This tutorial describes examples of data portals (visual interfaces, APIs, etc.) that allow a user to mine publicly available cancer sequence data for somatic and/or germline mutations. These resources allow the user to assess the recurrence of specific mutations within cancer subtypes, their sequence identity, predicted functional consequence, etc. Example questions one might ask of such resources:
- What are the most significantly mutated genes in a particular cancer type?
- What mutations tend to co-occur or are mutually exclusive with each other in a tumor?
- What positions or domains within the amino acid sequence of a gene are most frequently mutated? i.e. where are the mutation 'hotspots'?
Some relevant posts:
- Looking For Frequncies Of Mutations In Set Of Genes In Different Cancers
- Mutated Gene Sequence Database For Breast Cancer
- List Of Known Cancer Resources
- Help On Getting Data From Tcga
- Database Of Tumor Suppressors And/Or Oncogenes
Here are some resources that I already know about and have used:
- COSMIC - Cancer Mutation Census
- Cancer Hotspots
- Genomic Data Commons
- ICGC Data Portal
- Kids First Data Portal
- UCSC Cancer Browser
- Cancer Genomics Workbench
- TCGA Data Portal
- BROAD, Tumor Portal
- OASIS Genomics
- St. Jude Pediatric Cancer Data Portal
The first several are fantastic resources along the lines I am looking for. Please comment below if I am missing others? For example, there may be others that are less well known or that are more focused on a specific question.
Relevant reviews, primary articles, open-source software projects, etc. would also be welcome. I'm most interested in resources that create a platform for performing complex queries of the raw data, provide summaries and visualizations, etc. I will try to update this tutorial with examples and feedback from the community.
Here are some related resources that we have created ourselves to complement some of those resources listed above:
A nice introductory tutorial (video) on Cancer Variant Knowledgebases: "Introduction to Publicly Available Knowledgebases to Aid Interpretations of Genomic Findings in Oncology".
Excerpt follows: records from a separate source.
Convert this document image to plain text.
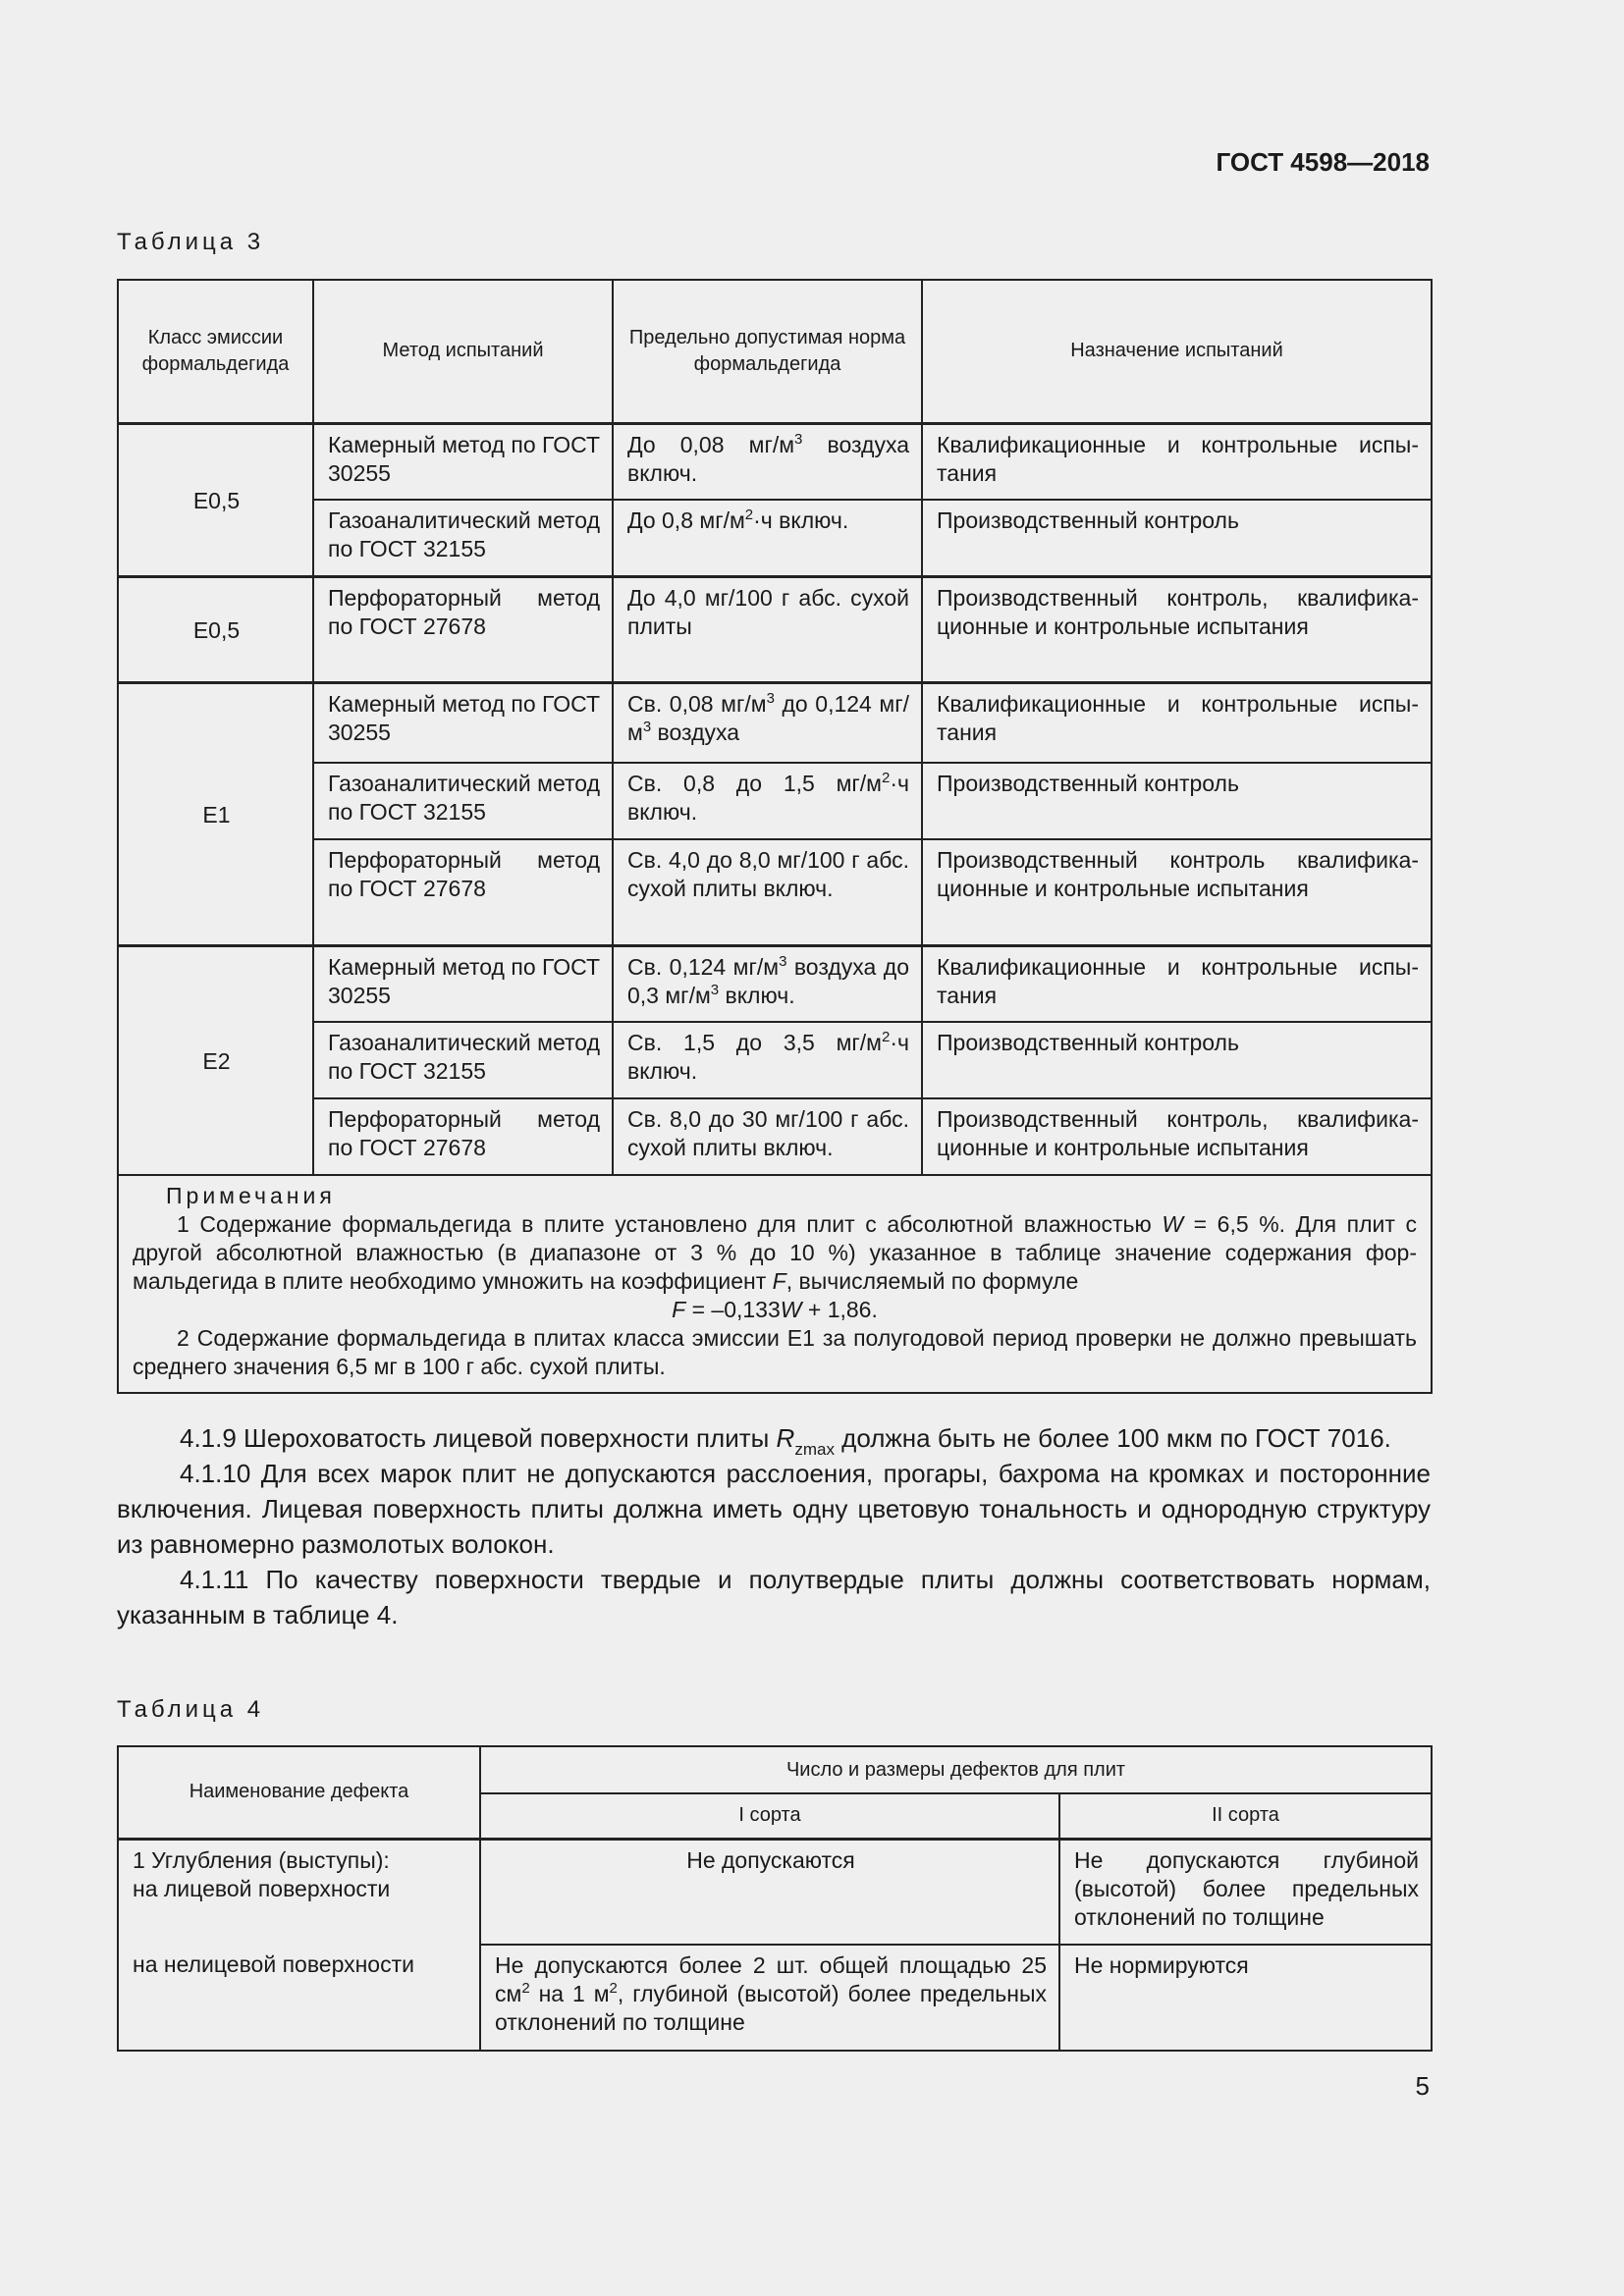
ГОСТ 4598—2018
Таблица 3
Класс эмиссии формальдегида	Метод испытаний	Предельно допустимая норма формальдегида	Назначение испытаний
Е0,5	Камерный метод по ГОСТ 30255	До 0,08 $мг/м^3$ воздуха включ.	Квалификационные и контрольные испытания
	Газоаналитический метод по ГОСТ 32155	До 0,8 $мг/м^2\cdot ч$ включ.	Производственный контроль
Е0,5	Перфораторный метод по ГОСТ 27678	До 4,0 мг/100 г абс. сухой плиты	Производственный контроль, квалификационные и контрольные испытания
Е1	Камерный метод по ГОСТ 30255	Св. 0,08 $мг/м^3$ до 0,124 $мг/м^3$ воздуха	Квалификационные и контрольные испытания
	Газоаналитический метод по ГОСТ 32155	Св. 0,8 до 1,5 $мг/м^2\cdot ч$ включ.	Производственный контроль
	Перфораторный метод по ГОСТ 27678	Св. 4,0 до 8,0 мг/100 г абс. сухой плиты включ.	Производственный контроль квалификационные и контрольные испытания
Е2	Камерный метод по ГОСТ 30255	Св. 0,124 $мг/м^3$ воздуха до 0,3 $мг/м^3$ включ.	Квалификационные и контрольные испытания
	Газоаналитический метод по ГОСТ 32155	Св. 1,5 до 3,5 $мг/м^2\cdot ч$ включ.	Производственный контроль
	Перфораторный метод по ГОСТ 27678	Св. 8,0 до 30 мг/100 г абс. сухой плиты включ.	Производственный контроль, квалификационные и контрольные испытания

Примечания
1 Содержание формальдегида в плите установлено для плит с абсолютной влажностью W = 6,5 %. Для плит с другой абсолютной влажностью (в диапазоне от 3 % до 10 %) указанное в таблице значение содержания формальдегида в плите необходимо умножить на коэффициент F, вычисляемый по формуле
F = –0,133W + 1,86.
2 Содержание формальдегида в плитах класса эмиссии Е1 за полугодовой период проверки не должно превышать среднего значения 6,5 мг в 100 г абс. сухой плиты.			

4.1.9 Шероховатость лицевой поверхности плиты $R_{zmax}$ должна быть не более 100 мкм по ГОСТ 7016.

4.1.10 Для всех марок плит не допускаются расслоения, прогары, бахрома на кромках и посторонние включения. Лицевая поверхность плиты должна иметь одну цветовую тональность и однородную структуру из равномерно размолотых волокон.

4.1.11 По качеству поверхности твердые и полутвердые плиты должны соответствовать нормам, указанным в таблице 4.

Таблица 4
Наименование дефекта	Число и размеры дефектов для плит	
	I сорта	II сорта

1 Углубления (выступы):
на лицевой поверхности	Не допускаются	Не допускаются глубиной (высотой) более предельных отклонений по толщине
на нелицевой поверхности	Не допускаются более 2 шт. общей площадью 25 $см^2$ на 1 $м^2$, глубиной (высотой) более предельных отклонений по толщине	Не нормируются
5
thanks very very very much!!
You are most welcome. I just updated this post to include the Genomic Data Commons. This is a great resource for accessing the raw data, variant call files, etc.
Thank you very much!
Are you solely interested in tools that just visualize/download publicly available data sets? What about resources where you can actually submit your own mutations and annotate, analyze, and visualize?
I find Firebrowse to be a very useful place to access TCGA data.